Edin Džeko, Manchester City (cost £27m)

Expectation: Make an impact on the first eleven. Not earth-shattering, but plenty of forwards have tried and failed at City in recent years. With such a rotating squad and fluid tactics, ‘The Lamppost’ (‘Kloc’ back home in Bosnia) will do well to keep in first team consideration and better that next season.
Hope: That he develops into the perfect foil for Carlos Tevez. He appears to have a great first touch (see his assist against Wolves on his debut) and already scored in the FA Cup. If he can strike up an understanding with the wee Argentinean, his name might be guaranteed second on the team sheet.

Andy Carroll, Liverpool (cost £35m)

Expectation: What do you expect from a 22 year old who’s halfway through a decent debut season in the Premier League and suddenly becomes the club record signing? A bit of humility might be a start. The price was mental, but mitigating circumstances were involved. But not many Liverpool fans will be excited to hear him say he didn’t want to leave Newcastle.
Hope: That he can somehow justify the outlay; be it in assists, goals, or simply avoiding Liverpool Crown Court for a while. He may also want to watch where he parks his Range Rover.

A Fairytale of Transfer Deadline Day

Fairytale of Transfer Deadline Day

The head of the League Manager’s Association, Richard Bevan, recently said the transfer window system should be scrapped as “it doesn’t create stability, it doesn’t create a level playing field.” It’s a viewpoint which appears to be shared across the English Premier and Football Leagues and is backed up by simply observing the incredible circus that was the closing hours of yesterday’s January window. However for the fans, it can provide a second ‘start of the season’ feeling, when all mistakes can be erased with just one new record signing. It is a bank holiday in the middle of winter, which should be celebrated with feasts and the burning of ex-star shirts.

For Sky Sports News it is a combination of Black Friday and Christmas. For a day they become the centre of the football world in England, as their army of round-faced, pale men, hang around empty parking lots hoping to get a glimpse of a tinted-windowed sports car, which can be breathlessly reported as “something possibly happening”. Half the time they appear to have just arrived at some different empty parking lot, desperately trying to work out which one from the local dialect, while Jim White barks orders into their ear.

If they are lucky enough to be stationed at one of the clubs who “possibly does something”, a nation hangs off their every word as they stand, pantomime like (they’re behind you!), in front of a growing mob that cheers the slightest mention of their club and any player who may, or may not, turn up there.

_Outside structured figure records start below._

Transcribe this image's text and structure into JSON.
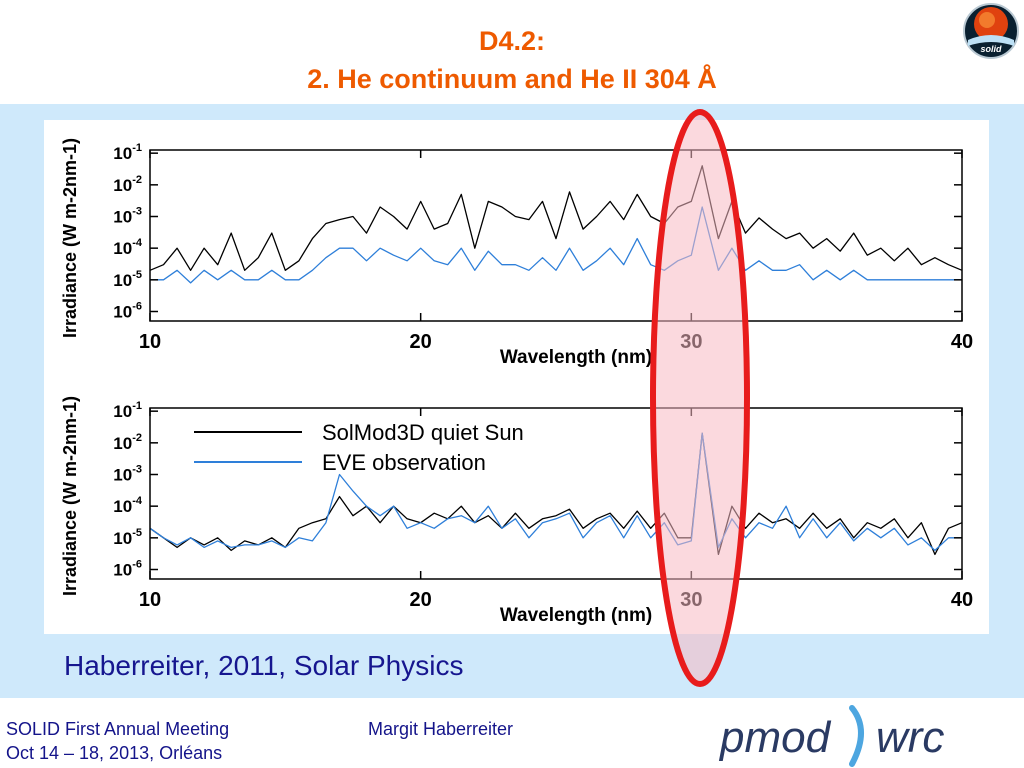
{
  "slide": {
    "title_line1": "D4.2:",
    "title_line2": "2. He continuum and He II 304 Å",
    "citation": "Haberreiter, 2011, Solar Physics",
    "footer": {
      "meeting": "SOLID First Annual Meeting",
      "dates": "Oct 14 – 18, 2013, Orléans",
      "presenter": "Margit Haberreiter"
    },
    "logos": {
      "solid": "solid",
      "pmod_left": "pmod",
      "pmod_right": "wrc"
    },
    "highlight": {
      "target_wavelength": 30.4,
      "fill_color": "#f7b9c3",
      "stroke_color": "#e81c1c"
    },
    "colors": {
      "title": "#ee5a00",
      "panel_background": "#cfe9fb",
      "text_blue": "#16168f"
    }
  },
  "chart_data": [
    {
      "type": "line",
      "xlabel": "Wavelength (nm)",
      "ylabel": "Irradiance (W m-2nm-1)",
      "xlim": [
        10,
        40
      ],
      "xticks": [
        10,
        20,
        30,
        40
      ],
      "yscale": "log",
      "ylim_exponent": [
        -6.3,
        -0.9
      ],
      "yticks_exponent": [
        -1,
        -2,
        -3,
        -4,
        -5,
        -6
      ],
      "legend_visible": false,
      "series": [
        {
          "color": "#000000",
          "x": [
            10,
            10.5,
            11,
            11.5,
            12,
            12.5,
            13,
            13.5,
            14,
            14.5,
            15,
            15.5,
            16,
            16.5,
            17,
            17.5,
            18,
            18.5,
            19,
            19.5,
            20,
            20.5,
            21,
            21.5,
            22,
            22.5,
            23,
            23.5,
            24,
            24.5,
            25,
            25.5,
            26,
            26.5,
            27,
            27.5,
            28,
            28.5,
            29,
            29.5,
            30,
            30.4,
            31,
            31.5,
            32,
            32.5,
            33,
            33.5,
            34,
            34.5,
            35,
            35.5,
            36,
            36.5,
            37,
            37.5,
            38,
            38.5,
            39,
            39.5,
            40
          ],
          "y": [
            2e-05,
            3e-05,
            0.0001,
            2e-05,
            0.0001,
            3e-05,
            0.0003,
            2e-05,
            5e-05,
            0.0003,
            2e-05,
            4e-05,
            0.0002,
            0.0006,
            0.0008,
            0.001,
            0.0003,
            0.002,
            0.001,
            0.0004,
            0.003,
            0.0004,
            0.0006,
            0.005,
            0.0001,
            0.003,
            0.002,
            0.001,
            0.0008,
            0.003,
            0.0002,
            0.006,
            0.0004,
            0.001,
            0.003,
            0.0008,
            0.005,
            0.001,
            0.0006,
            0.002,
            0.003,
            0.04,
            0.0002,
            0.003,
            0.0003,
            0.0009,
            0.0004,
            0.0002,
            0.0003,
            0.0001,
            0.0002,
            8e-05,
            0.0003,
            6e-05,
            0.0001,
            4e-05,
            0.0001,
            3e-05,
            5e-05,
            3e-05,
            2e-05
          ]
        },
        {
          "color": "#2e7fd9",
          "x": [
            10,
            10.5,
            11,
            11.5,
            12,
            12.5,
            13,
            13.5,
            14,
            14.5,
            15,
            15.5,
            16,
            16.5,
            17,
            17.5,
            18,
            18.5,
            19,
            19.5,
            20,
            20.5,
            21,
            21.5,
            22,
            22.5,
            23,
            23.5,
            24,
            24.5,
            25,
            25.5,
            26,
            26.5,
            27,
            27.5,
            28,
            28.5,
            29,
            29.5,
            30,
            30.4,
            31,
            31.5,
            32,
            32.5,
            33,
            33.5,
            34,
            34.5,
            35,
            35.5,
            36,
            36.5,
            37,
            37.5,
            38,
            38.5,
            39,
            39.5,
            40
          ],
          "y": [
            1e-05,
            1e-05,
            2e-05,
            8e-06,
            2e-05,
            1e-05,
            2e-05,
            1e-05,
            1e-05,
            2e-05,
            1e-05,
            1e-05,
            2e-05,
            5e-05,
            0.0001,
            0.0001,
            4e-05,
            0.0001,
            6e-05,
            4e-05,
            0.0001,
            4e-05,
            3e-05,
            0.0001,
            2e-05,
            8e-05,
            3e-05,
            3e-05,
            2e-05,
            5e-05,
            2e-05,
            0.0001,
            2e-05,
            4e-05,
            0.0001,
            3e-05,
            0.0002,
            3e-05,
            2e-05,
            4e-05,
            6e-05,
            0.002,
            2e-05,
            0.0001,
            2e-05,
            4e-05,
            2e-05,
            2e-05,
            3e-05,
            1e-05,
            2e-05,
            1e-05,
            2e-05,
            1e-05,
            1e-05,
            1e-05,
            1e-05,
            1e-05,
            1e-05,
            1e-05,
            1e-05
          ]
        }
      ]
    },
    {
      "type": "line",
      "xlabel": "Wavelength (nm)",
      "ylabel": "Irradiance (W m-2nm-1)",
      "xlim": [
        10,
        40
      ],
      "xticks": [
        10,
        20,
        30,
        40
      ],
      "yscale": "log",
      "ylim_exponent": [
        -6.3,
        -0.9
      ],
      "yticks_exponent": [
        -1,
        -2,
        -3,
        -4,
        -5,
        -6
      ],
      "legend": "top-left",
      "series": [
        {
          "name": "SolMod3D quiet Sun",
          "color": "#000000",
          "x": [
            10,
            10.5,
            11,
            11.5,
            12,
            12.5,
            13,
            13.5,
            14,
            14.5,
            15,
            15.5,
            16,
            16.5,
            17,
            17.5,
            18,
            18.5,
            19,
            19.5,
            20,
            20.5,
            21,
            21.5,
            22,
            22.5,
            23,
            23.5,
            24,
            24.5,
            25,
            25.5,
            26,
            26.5,
            27,
            27.5,
            28,
            28.5,
            29,
            29.5,
            30,
            30.4,
            31,
            31.5,
            32,
            32.5,
            33,
            33.5,
            34,
            34.5,
            35,
            35.5,
            36,
            36.5,
            37,
            37.5,
            38,
            38.5,
            39,
            39.5,
            40
          ],
          "y": [
            2e-05,
            1e-05,
            5e-06,
            1e-05,
            6e-06,
            1e-05,
            4e-06,
            8e-06,
            6e-06,
            1e-05,
            5e-06,
            2e-05,
            3e-05,
            4e-05,
            0.0002,
            5e-05,
            0.0001,
            3e-05,
            0.0001,
            4e-05,
            3e-05,
            6e-05,
            4e-05,
            0.0001,
            3e-05,
            5e-05,
            2e-05,
            6e-05,
            2e-05,
            4e-05,
            5e-05,
            8e-05,
            2e-05,
            4e-05,
            6e-05,
            2e-05,
            7e-05,
            2e-05,
            6e-05,
            1e-05,
            1e-05,
            0.02,
            3e-06,
            0.0001,
            2e-05,
            6e-05,
            3e-05,
            4e-05,
            2e-05,
            6e-05,
            2e-05,
            4e-05,
            1e-05,
            3e-05,
            2e-05,
            4e-05,
            1e-05,
            3e-05,
            3e-06,
            2e-05,
            3e-05
          ]
        },
        {
          "name": "EVE observation",
          "color": "#2e7fd9",
          "x": [
            10,
            10.5,
            11,
            11.5,
            12,
            12.5,
            13,
            13.5,
            14,
            14.5,
            15,
            15.5,
            16,
            16.5,
            17,
            17.5,
            18,
            18.5,
            19,
            19.5,
            20,
            20.5,
            21,
            21.5,
            22,
            22.5,
            23,
            23.5,
            24,
            24.5,
            25,
            25.5,
            26,
            26.5,
            27,
            27.5,
            28,
            28.5,
            29,
            29.5,
            30,
            30.4,
            31,
            31.5,
            32,
            32.5,
            33,
            33.5,
            34,
            34.5,
            35,
            35.5,
            36,
            36.5,
            37,
            37.5,
            38,
            38.5,
            39,
            39.5,
            40
          ],
          "y": [
            2e-05,
            1e-05,
            6e-06,
            1e-05,
            5e-06,
            8e-06,
            5e-06,
            6e-06,
            6e-06,
            8e-06,
            5e-06,
            1e-05,
            8e-06,
            3e-05,
            0.001,
            0.0003,
            0.0001,
            5e-05,
            0.0001,
            2e-05,
            3e-05,
            2e-05,
            4e-05,
            5e-05,
            3e-05,
            0.0001,
            2e-05,
            4e-05,
            1e-05,
            3e-05,
            4e-05,
            6e-05,
            1e-05,
            3e-05,
            5e-05,
            1e-05,
            5e-05,
            1e-05,
            3e-05,
            6e-06,
            8e-06,
            0.02,
            5e-06,
            4e-05,
            1e-05,
            3e-05,
            2e-05,
            0.0001,
            1e-05,
            4e-05,
            1e-05,
            3e-05,
            8e-06,
            2e-05,
            1e-05,
            2e-05,
            6e-06,
            1e-05,
            4e-06,
            1e-05,
            1e-05
          ]
        }
      ]
    }
  ]
}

There’s also the roaming armchair pundit who takes this day of days to finally summon the courage, visit his local ground and get his opinion on the latest happenings, on air:
“What do you think of the news that Tuncay is leaving?”
“Well, you know, I wish ‘im the best. What can you do?”
What indeed.

Bryan Swanson is back in the studio, giddily adding up the day’s net spend, as though it will all be emptied into an Olympic-sized pool for him to crawl through. In another corner, Tony Cascarino keeps coming back to the mantra “big men, up top”, perhaps channeling messages from The Other Side (or Wolverhampton). Next to him Iain Dowie appears frozen in an acute moment of self-awareness that he no longer manages football teams, just commentates on rumours that some of them might buy, or sell players.

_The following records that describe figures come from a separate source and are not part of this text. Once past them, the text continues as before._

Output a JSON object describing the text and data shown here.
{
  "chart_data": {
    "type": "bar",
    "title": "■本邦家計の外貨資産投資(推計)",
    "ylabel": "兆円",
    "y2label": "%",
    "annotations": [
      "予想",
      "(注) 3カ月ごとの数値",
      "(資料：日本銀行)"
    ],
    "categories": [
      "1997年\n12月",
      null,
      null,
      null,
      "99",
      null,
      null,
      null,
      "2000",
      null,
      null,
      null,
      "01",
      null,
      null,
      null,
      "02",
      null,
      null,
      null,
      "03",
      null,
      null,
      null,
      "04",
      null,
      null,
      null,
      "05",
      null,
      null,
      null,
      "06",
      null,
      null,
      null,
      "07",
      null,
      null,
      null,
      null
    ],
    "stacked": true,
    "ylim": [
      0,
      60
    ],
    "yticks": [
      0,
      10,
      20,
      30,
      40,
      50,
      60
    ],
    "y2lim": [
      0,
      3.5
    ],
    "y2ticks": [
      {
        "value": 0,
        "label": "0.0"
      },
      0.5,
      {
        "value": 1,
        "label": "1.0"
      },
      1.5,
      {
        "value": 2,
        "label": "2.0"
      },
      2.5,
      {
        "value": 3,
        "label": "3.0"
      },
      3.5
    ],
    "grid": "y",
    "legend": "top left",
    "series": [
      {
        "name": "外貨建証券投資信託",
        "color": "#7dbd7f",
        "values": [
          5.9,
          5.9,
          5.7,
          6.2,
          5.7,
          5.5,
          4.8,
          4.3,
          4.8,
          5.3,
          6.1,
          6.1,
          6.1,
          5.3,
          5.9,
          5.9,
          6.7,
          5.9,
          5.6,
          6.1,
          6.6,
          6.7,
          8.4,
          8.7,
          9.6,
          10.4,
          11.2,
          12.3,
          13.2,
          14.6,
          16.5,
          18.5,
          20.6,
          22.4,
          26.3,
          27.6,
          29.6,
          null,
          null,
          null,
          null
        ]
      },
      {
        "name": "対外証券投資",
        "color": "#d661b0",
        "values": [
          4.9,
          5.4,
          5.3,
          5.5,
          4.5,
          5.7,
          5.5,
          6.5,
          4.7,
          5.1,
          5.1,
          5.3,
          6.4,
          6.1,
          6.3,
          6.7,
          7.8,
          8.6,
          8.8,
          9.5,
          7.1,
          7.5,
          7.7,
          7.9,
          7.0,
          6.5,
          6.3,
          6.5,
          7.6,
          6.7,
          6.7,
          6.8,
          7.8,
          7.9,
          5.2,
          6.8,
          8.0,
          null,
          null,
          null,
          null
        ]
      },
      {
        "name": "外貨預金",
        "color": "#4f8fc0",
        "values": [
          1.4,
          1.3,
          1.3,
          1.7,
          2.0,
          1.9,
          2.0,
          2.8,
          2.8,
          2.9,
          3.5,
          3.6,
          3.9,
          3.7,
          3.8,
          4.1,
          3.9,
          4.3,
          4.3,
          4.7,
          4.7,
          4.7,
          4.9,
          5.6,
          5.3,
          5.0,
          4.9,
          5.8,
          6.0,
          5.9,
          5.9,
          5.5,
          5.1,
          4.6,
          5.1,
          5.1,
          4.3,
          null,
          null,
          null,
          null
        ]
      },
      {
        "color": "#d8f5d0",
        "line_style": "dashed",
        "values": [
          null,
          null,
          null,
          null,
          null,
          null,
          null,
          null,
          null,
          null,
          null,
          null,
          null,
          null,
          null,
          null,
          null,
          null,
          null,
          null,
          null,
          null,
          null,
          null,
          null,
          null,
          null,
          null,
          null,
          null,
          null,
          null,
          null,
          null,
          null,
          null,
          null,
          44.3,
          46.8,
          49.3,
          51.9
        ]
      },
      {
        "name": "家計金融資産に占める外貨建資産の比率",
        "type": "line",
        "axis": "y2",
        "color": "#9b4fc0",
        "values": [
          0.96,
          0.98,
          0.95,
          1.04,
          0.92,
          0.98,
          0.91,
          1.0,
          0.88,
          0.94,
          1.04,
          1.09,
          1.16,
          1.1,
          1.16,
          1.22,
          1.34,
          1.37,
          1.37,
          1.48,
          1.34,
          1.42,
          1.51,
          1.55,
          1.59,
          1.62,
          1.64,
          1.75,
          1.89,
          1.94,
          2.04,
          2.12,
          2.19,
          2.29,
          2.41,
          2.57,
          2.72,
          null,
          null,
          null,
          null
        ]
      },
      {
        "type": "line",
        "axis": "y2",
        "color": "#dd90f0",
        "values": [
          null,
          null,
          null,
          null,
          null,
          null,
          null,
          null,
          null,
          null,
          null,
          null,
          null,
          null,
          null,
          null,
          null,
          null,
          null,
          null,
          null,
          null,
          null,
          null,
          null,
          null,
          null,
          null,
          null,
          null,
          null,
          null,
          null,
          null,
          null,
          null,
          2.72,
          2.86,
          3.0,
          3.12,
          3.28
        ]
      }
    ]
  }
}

Transfer deadline day is a celebration of the hype and speculation that is such an engrained part of modern-day English football. It truly is the end of the holiday season, after which fans can reflect on whether their club has been naughty or nice. A time to regain hope in a disappointing season, or wonder if they kept the receipt for Andy Reid. As unstable and damaging as it may be for the majority of clubs and managers, the transfer deadline day is one last extravagance purely for the fans. Tomorrow we resolve to go on a diet, until the next one.